Raghul Sankara Narayanan makes Chennai proud by being the first resident Indian to complete full Ironman triathlon in record time
Chennai
What once took him 15 hours a few years ago, Raghul Sankara Narayanan completed a few weeks ago in approximately 10 hours and 57 minutes, becoming the first resident Indian to complete the full Ironman Triathalon in record time. It consisted of swimming 3.8 km in the ocean, 180 km of running and 42 km of cycling (approx. figures). His family and friends couldn’t be prouder; this is the first victory in the path of many for him.
“The month-long training I took under an able coach in Johannesburg really paid off. We were at an elevation of 1500 metres so it helped build my resistance, strengthen my legs and increase the haemoglobin count in my body given the decreased levels of oxygen in the air. This way, when I came back to the plains for the triathlon, my body was pumping more oxygen than that of a normal person’s making and it seemed like I had more energy and stamina,” Raghul explains.
Fitness wasn’t his motive to achieve this though; it was because he wanted to become a champion. “I am still trying to find out why I chose to participate in triathlons but the closest explanation I can give you is that I wanted to be a winner and I wanted to be fast. Sports was the only arena where I found this could happen,” he says. This marine engineer-turned-software engineer found out that he wasn’t the best and quite dissatisfied in his areas of profession, so by the time he participated in his second Ironman, he had quit his job and started training people for such events after that.

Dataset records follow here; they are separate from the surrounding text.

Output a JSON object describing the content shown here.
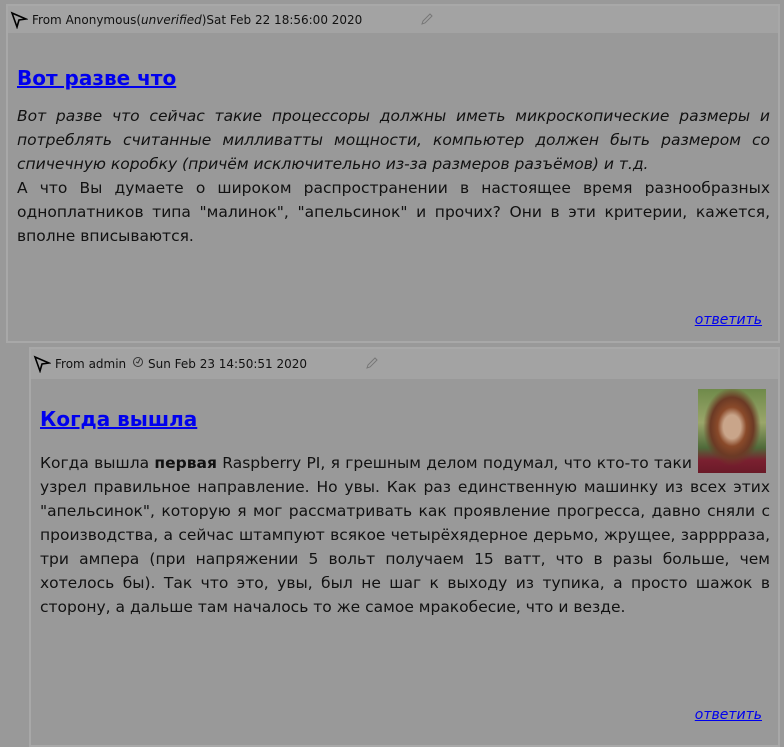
{
  "posts": [
    {
      "from_prefix": "From ",
      "author": "Anonymous",
      "unverified_open": " (",
      "unverified": "unverified",
      "unverified_close": ")",
      "date": " Sat Feb 22 18:56:00 2020",
      "title": "Вот разве что",
      "quote": "Вот разве что сейчас такие процессоры должны иметь микроскопические размеры и потреблять считанные милливатты мощности, компьютер должен быть размером со спичечную коробку (причём исключительно из-за размеров разъёмов) и т.д.",
      "text": "А что Вы думаете о широком распространении в настоящее время разнообразных одноплатников типа \"малинок\", \"апельсинок\" и прочих? Они в эти критерии, кажется, вполне вписываются.",
      "reply": "ответить"
    },
    {
      "from_prefix": "From ",
      "author": "admin",
      "date": "Sun Feb 23 14:50:51 2020",
      "title": "Когда вышла",
      "text_a": "Когда вышла ",
      "text_bold": "первая",
      "text_b": " Raspberry PI, я грешным делом подумал, что кто-то таки узрел правильное направление. Но увы. Как раз единственную машинку из всех этих \"апельсинок\", которую я мог рассматривать как проявление прогресса, давно сняли с производства, а сейчас штампуют всякое четырёхядерное дерьмо, жрущее, заррррaза, три ампера (при напряжении 5 вольт получаем 15 ватт, что в разы больше, чем хотелось бы). Так что это, увы, был не шаг к выходу из тупика, а просто шажок в сторону, а дальше там началось то же самое мракобесие, что и везде.",
      "reply": "ответить"
    }
  ]
}
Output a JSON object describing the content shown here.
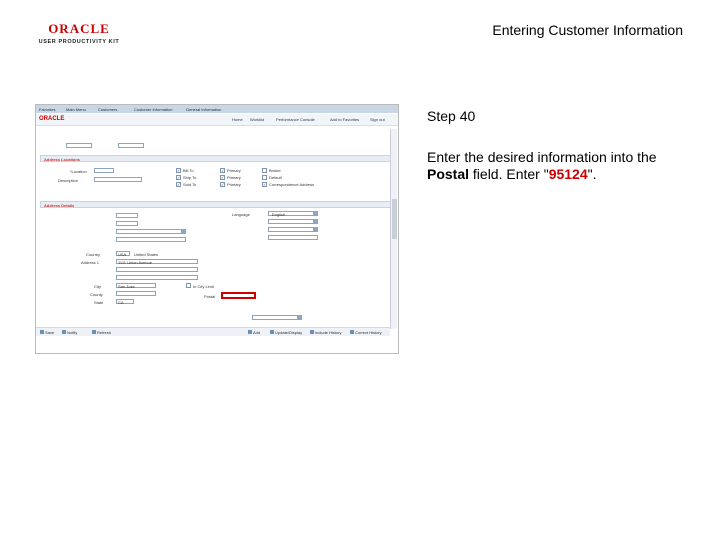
{
  "logo": {
    "oracle": "ORACLE",
    "upk": "USER PRODUCTIVITY KIT"
  },
  "slide": {
    "title": "Entering Customer Information",
    "step": "Step 40",
    "instruction_prefix": "Enter the desired information into the ",
    "field_name": "Postal",
    "instruction_middle": " field. Enter \"",
    "value": "95124",
    "instruction_suffix": "\"."
  },
  "screenshot": {
    "breadcrumb": [
      "Favorites",
      "Main Menu",
      "Customers",
      "Customer Information",
      "General Information"
    ],
    "org": "ORACLE",
    "toplinks": [
      "Home",
      "Worklist",
      "Performance Console",
      "Add to Favorites",
      "Sign out"
    ],
    "section1": "Address Locations",
    "section2": "Address Details",
    "fields": {
      "location_label": "*Location",
      "location_value": "1",
      "description_label": "Description",
      "country_label": "Country",
      "country_code": "USA",
      "country_name": "United States",
      "address1_label": "Address 1",
      "address1_value": "1111 Union Avenue",
      "city_label": "City",
      "city_value": "San Jose",
      "county_label": "County",
      "state_label": "State",
      "state_value": "CA",
      "postal_label": "Postal",
      "in_city_limit": "In City Limit",
      "language_label": "Language",
      "language_value": "English"
    },
    "checkboxes": [
      "Bill To",
      "Ship To",
      "Sold To",
      "Primary",
      "Primary",
      "Primary",
      "Broker",
      "Default",
      "Correspondence Address"
    ],
    "buttons": [
      "Save",
      "Notify",
      "Refresh",
      "Add",
      "Update/Display",
      "Include History",
      "Correct History"
    ]
  }
}
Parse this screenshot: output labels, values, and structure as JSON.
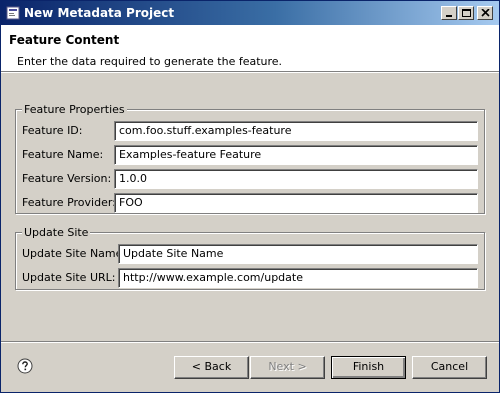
{
  "window": {
    "title": "New Metadata Project",
    "controls": {
      "minimize": "minimize-icon",
      "maximize": "maximize-icon",
      "close": "close-icon"
    }
  },
  "banner": {
    "title": "Feature Content",
    "description": "Enter the data required to generate the feature."
  },
  "feature_properties": {
    "legend": "Feature Properties",
    "fields": [
      {
        "label": "Feature ID:",
        "value": "com.foo.stuff.examples-feature"
      },
      {
        "label": "Feature Name:",
        "value": "Examples-feature Feature"
      },
      {
        "label": "Feature Version:",
        "value": "1.0.0"
      },
      {
        "label": "Feature Provider:",
        "value": "FOO"
      }
    ]
  },
  "update_site": {
    "legend": "Update Site",
    "fields": [
      {
        "label": "Update Site Name:",
        "value": "Update Site Name"
      },
      {
        "label": "Update Site URL:",
        "value": "http://www.example.com/update"
      }
    ]
  },
  "buttons": {
    "back": "< Back",
    "next": "Next >",
    "finish": "Finish",
    "cancel": "Cancel"
  },
  "colors": {
    "titlebar_start": "#0a246a",
    "titlebar_end": "#a6caf0",
    "dialog_bg": "#d4d0c8"
  }
}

“Back in 2012 when I took part in my first ever triathlon — until the morning of it I didn’t even know that the order was swim, cycle and run — I hadn’t trained or wasn’t very fit. I eventually went for a six-month swimming class, began training under a coach over the years and started following a structured regime,” explains Raghul. He began performing certain workouts and increased the distances he ran or swam over time. “My coach and I gradually increased the intensity of the training until two weeks before a triathlon — at that point, the distances taper but the intensity increases, rendering us fit to participate.”
Since he was in South Africa for the Ironman event, we ask if he got to do a bit of sight-seeing. “It was mostly just me running or cycling through different places but I did visit Sterkfontein Caves. It’s also known as the Cradle of Humankind because it was where human life supposedly originated — traces that the Australopithecus lived here indicate so because the species’ hands and feet are similar to that of homosapiens.”